Over 50% of 105 experts cite monetary policy as likely recession trigger
Fed signaling at least three rate hikes
Home value forecast: 5.5% rise to $220,800 median in 2018
Previous forecast was 3.7% appreciation
Fannie Mae expects 3.9% home price rise over 12 months
Geopolitical crisis was top recession risk in previous survey
Opinion
The survey results show deeply troubling signs about monetary policy risks. The shift in recession concerns from geopolitical to monetary factors suggests growing fear that Fed tightening could trigger a downturn. Most concerning is how housing prices are expected to accelerate despite rate hikes, indicating potential for a painful correction when monetary tightening finally impacts the market. The divergence between Zillow and Fannie Mae forecasts suggests significant uncertainty about market direction.
Core Sell Point
The combination of aggressive Fed tightening plans and accelerating home prices suggests increased risk of a policy-induced housing market correction that could trigger a broader recession.

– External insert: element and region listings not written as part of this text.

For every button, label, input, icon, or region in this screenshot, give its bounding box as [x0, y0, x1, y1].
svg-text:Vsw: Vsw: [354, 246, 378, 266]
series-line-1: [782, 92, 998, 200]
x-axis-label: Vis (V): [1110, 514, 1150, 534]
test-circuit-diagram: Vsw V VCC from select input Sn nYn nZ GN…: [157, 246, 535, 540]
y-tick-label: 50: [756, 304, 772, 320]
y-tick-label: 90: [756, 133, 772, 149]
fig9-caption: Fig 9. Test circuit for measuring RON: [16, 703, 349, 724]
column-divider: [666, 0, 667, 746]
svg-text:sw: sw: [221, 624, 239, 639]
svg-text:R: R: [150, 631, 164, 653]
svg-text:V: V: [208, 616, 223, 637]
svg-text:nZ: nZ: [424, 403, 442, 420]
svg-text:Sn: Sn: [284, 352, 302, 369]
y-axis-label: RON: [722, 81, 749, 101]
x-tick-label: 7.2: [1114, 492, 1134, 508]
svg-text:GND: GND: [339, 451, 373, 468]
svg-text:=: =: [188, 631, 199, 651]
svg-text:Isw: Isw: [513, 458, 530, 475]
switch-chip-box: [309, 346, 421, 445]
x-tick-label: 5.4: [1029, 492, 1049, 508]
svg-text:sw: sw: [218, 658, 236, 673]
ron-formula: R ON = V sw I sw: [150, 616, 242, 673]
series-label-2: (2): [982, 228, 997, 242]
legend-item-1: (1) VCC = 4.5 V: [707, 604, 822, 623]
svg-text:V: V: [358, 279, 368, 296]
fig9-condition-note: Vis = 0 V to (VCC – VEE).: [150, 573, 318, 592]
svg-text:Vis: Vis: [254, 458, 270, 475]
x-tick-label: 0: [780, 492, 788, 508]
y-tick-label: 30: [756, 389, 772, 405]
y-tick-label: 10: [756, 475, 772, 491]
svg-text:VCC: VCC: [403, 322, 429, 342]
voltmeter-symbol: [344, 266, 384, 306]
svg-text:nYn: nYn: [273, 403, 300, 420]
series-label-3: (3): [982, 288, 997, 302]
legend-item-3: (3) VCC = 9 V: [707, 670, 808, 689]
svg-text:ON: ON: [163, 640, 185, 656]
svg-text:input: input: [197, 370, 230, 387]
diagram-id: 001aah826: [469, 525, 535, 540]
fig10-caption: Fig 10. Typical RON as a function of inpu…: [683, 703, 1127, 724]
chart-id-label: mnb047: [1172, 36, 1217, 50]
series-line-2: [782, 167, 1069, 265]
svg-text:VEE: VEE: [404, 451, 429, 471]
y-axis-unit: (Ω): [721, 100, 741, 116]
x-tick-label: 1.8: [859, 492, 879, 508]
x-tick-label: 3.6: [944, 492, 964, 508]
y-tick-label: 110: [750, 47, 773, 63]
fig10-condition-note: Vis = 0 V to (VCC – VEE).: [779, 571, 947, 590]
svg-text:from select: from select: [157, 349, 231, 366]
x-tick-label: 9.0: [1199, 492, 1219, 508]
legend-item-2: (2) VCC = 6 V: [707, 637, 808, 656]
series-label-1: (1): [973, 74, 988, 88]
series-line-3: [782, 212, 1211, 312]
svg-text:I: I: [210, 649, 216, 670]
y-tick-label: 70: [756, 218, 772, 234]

More than half of the 105 real estate experts and economists in the quarterly survey by housing data provider Zillow and research firm Pulsenomics LLC point to “monetary policy as the likeliest cause.”
Fed officials have signaled at least three rate increases this year. A year ago. a geopolitical crisis was seen as the most likely cause of the next recession by survey panelists.
In the meantime, the housing market is expected to see stronger price appreciation than forecast a year ago with home values rising 5.5 percent to a median of $220,800 in 2018, according to Zillow and Pulsenomics. Last year, forecasts called for a 3.7 percent gain.
A separate Fannie Mae survey forecasts home prices will rise 3.9 percent over the next 12 months.